By Jen Schumann | Rocky Mountain Voice
Wolves are roaming, ranchers are riding – but the rulebook hasn’t changed. Wolves are traveling farther, forming dens and producing pups. Many have turned up dead — especially in Wyoming, where wolves that prey on livestock can be killed on sight under state law.
Yet not one federal or state land-use plan in Colorado has been updated since gray wolf reintroduction began in December 2023.
That’s the backdrop for Colorado Parks and Wildlife’s May 13 press release announcing that its Range Rider Program is fully operational and patrolling western Colorado.
Eleven contracted riders hired by CPW have joined two staff from the Colorado Department of Agriculture (CDA) to monitor livestock, haze predators and report signs of wolf-livestock conflict across nine counties.
“Having range riders out on the landscape further expands our already strong conflict minimization program,” said CPW Director Jeff Davis.
The riders, selected from local ranching communities, will patrol Jackson, Grand, Routt, Eagle, Garfield, Pitkin, Summit, Rio Blanco and Moffat counties from April through October.

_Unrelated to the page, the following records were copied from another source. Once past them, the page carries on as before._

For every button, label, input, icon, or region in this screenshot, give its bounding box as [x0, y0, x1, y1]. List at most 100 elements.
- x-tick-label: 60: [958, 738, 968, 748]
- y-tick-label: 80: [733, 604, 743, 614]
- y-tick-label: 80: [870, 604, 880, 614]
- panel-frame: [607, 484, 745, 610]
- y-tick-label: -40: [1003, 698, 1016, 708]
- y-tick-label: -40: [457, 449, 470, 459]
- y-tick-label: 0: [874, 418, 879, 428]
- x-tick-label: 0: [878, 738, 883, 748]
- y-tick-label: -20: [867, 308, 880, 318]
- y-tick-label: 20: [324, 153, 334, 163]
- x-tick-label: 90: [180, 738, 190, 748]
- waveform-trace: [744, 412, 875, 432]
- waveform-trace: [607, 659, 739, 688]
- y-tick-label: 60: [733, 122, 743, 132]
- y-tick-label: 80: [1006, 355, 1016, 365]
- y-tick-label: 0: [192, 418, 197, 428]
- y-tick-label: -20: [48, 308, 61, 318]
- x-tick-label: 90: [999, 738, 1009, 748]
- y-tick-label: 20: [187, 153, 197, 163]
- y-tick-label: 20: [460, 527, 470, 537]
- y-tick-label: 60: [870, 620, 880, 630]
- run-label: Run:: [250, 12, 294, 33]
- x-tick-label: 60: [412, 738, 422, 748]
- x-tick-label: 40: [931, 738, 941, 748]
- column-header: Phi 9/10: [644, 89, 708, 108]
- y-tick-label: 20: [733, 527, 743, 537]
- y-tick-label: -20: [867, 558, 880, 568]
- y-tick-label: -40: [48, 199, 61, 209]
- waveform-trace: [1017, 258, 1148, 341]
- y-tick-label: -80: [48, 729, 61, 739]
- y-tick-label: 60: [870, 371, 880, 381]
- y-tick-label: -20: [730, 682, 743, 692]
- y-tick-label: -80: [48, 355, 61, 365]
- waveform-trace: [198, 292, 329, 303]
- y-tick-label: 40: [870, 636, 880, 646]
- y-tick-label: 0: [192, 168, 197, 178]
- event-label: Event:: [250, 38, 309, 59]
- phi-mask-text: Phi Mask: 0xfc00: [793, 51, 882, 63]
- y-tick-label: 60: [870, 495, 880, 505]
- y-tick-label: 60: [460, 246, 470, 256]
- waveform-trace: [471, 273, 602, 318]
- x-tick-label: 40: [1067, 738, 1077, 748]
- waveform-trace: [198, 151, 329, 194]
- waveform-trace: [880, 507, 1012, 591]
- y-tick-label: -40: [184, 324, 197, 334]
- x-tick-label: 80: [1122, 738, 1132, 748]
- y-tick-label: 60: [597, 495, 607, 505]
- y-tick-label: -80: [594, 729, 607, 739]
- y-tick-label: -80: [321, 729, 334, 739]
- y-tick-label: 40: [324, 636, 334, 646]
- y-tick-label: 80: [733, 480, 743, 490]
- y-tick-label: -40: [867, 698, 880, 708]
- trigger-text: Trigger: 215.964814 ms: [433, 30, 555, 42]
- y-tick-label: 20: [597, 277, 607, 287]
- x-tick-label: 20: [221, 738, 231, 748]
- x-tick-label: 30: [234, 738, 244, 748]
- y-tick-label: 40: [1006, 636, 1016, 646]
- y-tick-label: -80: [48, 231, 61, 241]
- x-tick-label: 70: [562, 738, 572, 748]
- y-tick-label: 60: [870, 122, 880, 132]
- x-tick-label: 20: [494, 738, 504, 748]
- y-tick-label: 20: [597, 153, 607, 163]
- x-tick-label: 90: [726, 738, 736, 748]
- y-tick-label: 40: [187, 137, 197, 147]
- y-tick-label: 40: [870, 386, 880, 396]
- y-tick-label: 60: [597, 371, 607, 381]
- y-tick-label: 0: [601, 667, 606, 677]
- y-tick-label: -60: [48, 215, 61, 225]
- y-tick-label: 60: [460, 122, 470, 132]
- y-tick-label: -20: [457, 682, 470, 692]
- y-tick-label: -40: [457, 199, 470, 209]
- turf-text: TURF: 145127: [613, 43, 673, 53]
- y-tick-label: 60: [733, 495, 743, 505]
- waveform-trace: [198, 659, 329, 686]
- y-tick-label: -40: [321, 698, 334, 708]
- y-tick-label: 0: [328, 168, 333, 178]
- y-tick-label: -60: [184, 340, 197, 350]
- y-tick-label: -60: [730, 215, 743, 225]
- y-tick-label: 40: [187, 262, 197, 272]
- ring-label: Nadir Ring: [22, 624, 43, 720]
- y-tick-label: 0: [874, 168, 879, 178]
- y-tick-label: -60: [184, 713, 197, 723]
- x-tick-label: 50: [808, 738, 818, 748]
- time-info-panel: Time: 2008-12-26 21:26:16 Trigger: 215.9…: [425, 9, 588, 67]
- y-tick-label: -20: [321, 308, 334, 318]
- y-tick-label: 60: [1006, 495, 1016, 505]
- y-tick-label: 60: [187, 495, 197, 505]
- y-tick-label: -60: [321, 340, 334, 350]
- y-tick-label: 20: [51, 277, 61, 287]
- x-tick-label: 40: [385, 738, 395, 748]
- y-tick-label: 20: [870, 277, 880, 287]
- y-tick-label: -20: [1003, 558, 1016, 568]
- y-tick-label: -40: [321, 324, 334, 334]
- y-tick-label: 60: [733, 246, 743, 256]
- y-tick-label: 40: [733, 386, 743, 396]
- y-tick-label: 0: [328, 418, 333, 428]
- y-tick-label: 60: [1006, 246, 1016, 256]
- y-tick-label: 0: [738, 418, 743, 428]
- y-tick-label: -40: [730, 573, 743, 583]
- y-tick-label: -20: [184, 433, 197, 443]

Each rider is required to provide their own truck, trailer, horse and gear.
The state estimates the program’s cost at roughly $500,000 this year, funded in part by its “Born to Be Wild” license plate program. Colorado is now one of just three U.S. states with a formal range rider initiative, joining Washington and Arizona.
But wolves aren’t staying in the rural zones originally envisioned by CPW’s 2023 Wolf Restoration and Management Plan.
In April, CPW confirmed that a male wolf released in late 2023 had traveled more than 1,000 miles across 14 counties, including as far south as Hinsdale and as far north as Jackson. The animal repeatedly crossed public and private land, underscoring the mobility of the species – and the limitations of existing jurisdictional planning.
“This is a powerful reminder of how far these animals can go,” said CPW spokesperson Travis Duncan.
It’s not just dispersal. This spring, CPW also confirmed sightings in Jefferson and Douglas Counties – within 20 miles of the Denver metro area. In response, CPW has described these instances as exploratory but natural.
But no federal Resource Management Plans (RMPs) for lands managed by the Bureau of Land Management, U.S. Forest Service, or National Park Service have been revised to reflect the spread of wolves into these populated corridors.
At the state level, CPW has adjusted some implementation zones – most notably removing Meeker and Rio Blanco County as planned release sites – but no state-level land use planning document has been formally amended either.
In simple terms, this means the state is changing where wolves go – but not updating the official policies that govern what happens after they get there. Those policies affect everything from hunting regulations and livestock protections to how landowners, outfitters and energy producers are allowed to use the land.
Without updated plans, agencies and businesses are left without clear rules – and in some cases, open to lawsuits or shutdowns if a wolf appears where the paperwork says it wasn’t supposed to.
Meanwhile, reproductive signs are growing. CPW has confirmed multiple suspected dens, including a known female in Jackson County believed to have birthed pups again this season.
Reports of wolf pups in at least two locations make 2025 the first year since the 1940s that Colorado has documented multiple breeding sites. The pups are offspring of Oregon wolves brought in by CPW – not natural migrants.
These developments have sparked legal and regulatory questions.
In May, federal officials launched an investigation into the death of a collared gray wolf inside Rocky Mountain National Park – a protected area that, like many other federal lands in Colorado, lacks a current, specific plan for managing the recently reintroduced gray wolf population.
Planning gaps aren’t going unnoticed. Rep. Lauren Boebert sent a letter calling for a halt to future wolf releases until Resource Management Plans are updated and federal NEPA review requirements are met. And the Alliance filed a federal lawsuit arguing that state and federal agencies unlawfully bypassed environmental review by treating the reintroduction as a foregone conclusion without assessing its broader impacts.
The issue isn’t merely regulatory. It’s about whether the rules are keeping up with reality.
The National Environmental Policy Act (NEPA) requires federal agencies to conduct environmental reviews when new conditions could significantly impact land management, endangered species or commercial activity.
The Federal Land Policy and Management Act (FLPMA) and the National Forest Management Act (NFMA) direct agencies to revise their land-use plans when conditions change – but leave it to agency discretion to determine when those changes warrant a formal update.
And with wolves now breeding, roaming metro-adjacent corridors and raising young – the argument for “new conditions” has rarely been clearer.
For now, CPW is betting on proactive tools like range riders and local engagement to reduce conflict.
But even as the wolves disperse, reproduce and reshape Colorado’s ecology – the state’s regulatory framework remains largely unchanged from when the first reintroduced pack stepped off a trailer in December 2023.